When The Appeal reached out to Nemchik in December, she said the City Attorney’s office had referred Angel to the county’s Behavioral Health Services Department. But the City Attorney also continues to prosecute him. While The Appeal waited nearly four months for a judge to grant access to Angel’s 2012 probation report—his most recent—he was arrested another five times and had two new cases filed against him.

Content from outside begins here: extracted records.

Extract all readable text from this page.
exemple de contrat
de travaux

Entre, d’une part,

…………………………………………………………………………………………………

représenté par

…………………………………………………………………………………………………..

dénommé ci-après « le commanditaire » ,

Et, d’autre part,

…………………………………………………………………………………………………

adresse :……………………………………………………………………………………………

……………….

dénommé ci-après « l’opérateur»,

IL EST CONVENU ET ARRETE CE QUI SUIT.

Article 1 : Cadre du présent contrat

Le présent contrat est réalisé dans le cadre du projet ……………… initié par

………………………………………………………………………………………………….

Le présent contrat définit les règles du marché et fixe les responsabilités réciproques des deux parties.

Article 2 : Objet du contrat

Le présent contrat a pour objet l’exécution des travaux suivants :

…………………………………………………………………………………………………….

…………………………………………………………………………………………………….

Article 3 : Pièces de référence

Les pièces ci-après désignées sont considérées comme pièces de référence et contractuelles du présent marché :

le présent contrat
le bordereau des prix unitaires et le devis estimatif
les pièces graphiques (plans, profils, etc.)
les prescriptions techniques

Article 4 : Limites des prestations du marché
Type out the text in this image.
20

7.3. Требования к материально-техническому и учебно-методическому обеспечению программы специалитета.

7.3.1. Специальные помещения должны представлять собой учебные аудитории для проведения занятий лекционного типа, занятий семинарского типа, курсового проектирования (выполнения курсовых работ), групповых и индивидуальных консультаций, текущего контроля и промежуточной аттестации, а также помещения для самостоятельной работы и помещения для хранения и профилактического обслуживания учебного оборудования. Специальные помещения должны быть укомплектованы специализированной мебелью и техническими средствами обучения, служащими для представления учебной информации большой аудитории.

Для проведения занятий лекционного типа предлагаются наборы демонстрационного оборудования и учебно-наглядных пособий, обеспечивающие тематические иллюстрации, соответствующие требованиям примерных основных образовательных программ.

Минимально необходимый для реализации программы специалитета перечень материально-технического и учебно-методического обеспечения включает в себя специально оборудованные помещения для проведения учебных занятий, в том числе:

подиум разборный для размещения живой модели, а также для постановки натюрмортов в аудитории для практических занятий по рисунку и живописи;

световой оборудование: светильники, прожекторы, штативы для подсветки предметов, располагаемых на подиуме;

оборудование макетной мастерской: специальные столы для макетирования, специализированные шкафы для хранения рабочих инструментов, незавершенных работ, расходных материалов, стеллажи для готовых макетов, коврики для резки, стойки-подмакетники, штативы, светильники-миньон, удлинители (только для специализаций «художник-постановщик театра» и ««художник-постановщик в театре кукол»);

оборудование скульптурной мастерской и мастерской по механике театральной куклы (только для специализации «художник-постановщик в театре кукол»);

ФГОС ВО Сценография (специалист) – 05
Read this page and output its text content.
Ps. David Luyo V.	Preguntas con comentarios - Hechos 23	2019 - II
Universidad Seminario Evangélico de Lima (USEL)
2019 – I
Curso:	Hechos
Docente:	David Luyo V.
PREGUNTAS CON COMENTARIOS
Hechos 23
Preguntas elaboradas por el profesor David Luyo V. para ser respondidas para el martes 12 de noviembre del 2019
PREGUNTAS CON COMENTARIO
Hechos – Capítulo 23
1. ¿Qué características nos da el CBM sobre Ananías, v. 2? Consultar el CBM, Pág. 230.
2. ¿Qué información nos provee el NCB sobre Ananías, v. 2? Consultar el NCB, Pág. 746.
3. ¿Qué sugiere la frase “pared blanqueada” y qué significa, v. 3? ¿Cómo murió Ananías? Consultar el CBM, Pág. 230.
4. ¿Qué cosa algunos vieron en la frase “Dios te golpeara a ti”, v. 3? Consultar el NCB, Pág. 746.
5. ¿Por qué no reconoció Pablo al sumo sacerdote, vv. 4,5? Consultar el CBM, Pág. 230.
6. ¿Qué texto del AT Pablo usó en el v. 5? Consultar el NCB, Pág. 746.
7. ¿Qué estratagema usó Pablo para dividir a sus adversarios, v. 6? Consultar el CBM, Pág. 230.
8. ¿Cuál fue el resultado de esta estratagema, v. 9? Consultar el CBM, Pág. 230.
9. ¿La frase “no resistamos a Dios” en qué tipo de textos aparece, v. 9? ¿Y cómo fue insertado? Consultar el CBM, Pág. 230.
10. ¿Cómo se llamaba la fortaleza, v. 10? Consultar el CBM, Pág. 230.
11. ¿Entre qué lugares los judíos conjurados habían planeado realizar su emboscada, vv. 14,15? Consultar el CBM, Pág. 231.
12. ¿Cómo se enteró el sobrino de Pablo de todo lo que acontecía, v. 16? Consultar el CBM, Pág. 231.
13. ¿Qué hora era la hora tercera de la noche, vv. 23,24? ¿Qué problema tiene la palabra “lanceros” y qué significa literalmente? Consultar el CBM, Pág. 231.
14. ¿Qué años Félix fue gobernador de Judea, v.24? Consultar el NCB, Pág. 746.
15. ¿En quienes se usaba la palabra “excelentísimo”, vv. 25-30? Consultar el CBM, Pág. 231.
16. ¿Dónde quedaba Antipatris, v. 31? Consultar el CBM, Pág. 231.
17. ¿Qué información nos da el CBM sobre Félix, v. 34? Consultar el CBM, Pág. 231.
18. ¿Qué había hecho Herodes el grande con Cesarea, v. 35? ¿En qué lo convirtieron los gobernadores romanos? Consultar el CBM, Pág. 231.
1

Again, both new case files include warrants because Angel did not show up to his arraignments.


Last October, Terra Lawson-Remer, a member of the San Diego County Board of Supervisors, whose election in November 2020 gave the board a Democratic majority, introduced a proposal aimed at identifying gaps in county services, such as drug and mental health treatment, that might help keep people like Angel from cycling through jail.

The proposal, which was passed unanimously by the board, was the first of its kind for California’s second largest county.

In a memo to the board, Lawson-Remer cited a recent report by the American Addiction Centers, which found that it costs $81,000 a year to incarcerate someone with mental illness but only $32,000 a year to provide that person with housing and social services.

“People keep cycling through the system, and it’s not making them better, right? It’s not solving the problem and it’s costing taxpayers a ton of money,” she told The Appeal.

She hopes the study will help explain why existing programs aren’t reaching the most difficult cases. The goal is to have a final report in hand by February 2023 along with a five-year plan for adding services and programs.

“The study is meant to address—to really identify—the gaps in our services,” she said. “And there are many of them, right? I’ve heard this from providers, I’ve heard this from judges, I’ve heard this from police, I’ve heard this from the DA, the public defender. Everyone’s agreed that we do not have the right type of services—and enough of them—and a sufficient infrastructure to meet the need.”

“We’re not building a rocket ship,” Lawson-Remer said. “I mean, it’s a hard problem to solve, but it’s not something we don’t understand or haven’t grappled with before. It’s just that there hasn’t been political will or interest to tackle it, because it’s easier to sweep it under the rug.”

Jerry Hall, a behavioral health advocate and the founder of Civic Mapping, which analyzes data related to behavioral health and the criminal legal system, applauded Lawson-Remer’s proposal.

“I would argue that any day of the week, the lack of data is the No. 1 problem we’re all facing,” he said. “If we had the data, we could hold people accountable.”

He cautioned that interventions for people like Angel, who have been neglected by the system for decades, will cost money before they save money.

“The point is to help the man, it isn’t about the money,” he said.

Will Matthews, spokesman for the criminal justice reform group Californians for Safety and Justice—which authored Prop. 47—also applauded Lawson-Remer’s proposal. He said California’s history of using incarceration to solve societal issues has created the problems of addiction, homelessness and jail churn that San Diego and other counties are grappling with.

“We have never committed to funding a treatment and prevention infrastructure,” he said. “We have committed to a strategy that defaulted to locking people up—and we know that that didn’t work, because at the height of mass incarceration in California, the recidivism rate was around 70 percent. We don’t want to go back to those days.”

* Editor’s Note: Because we could not speak directly to Angel for this story, The Appeal is only using his first name to protect his privacy.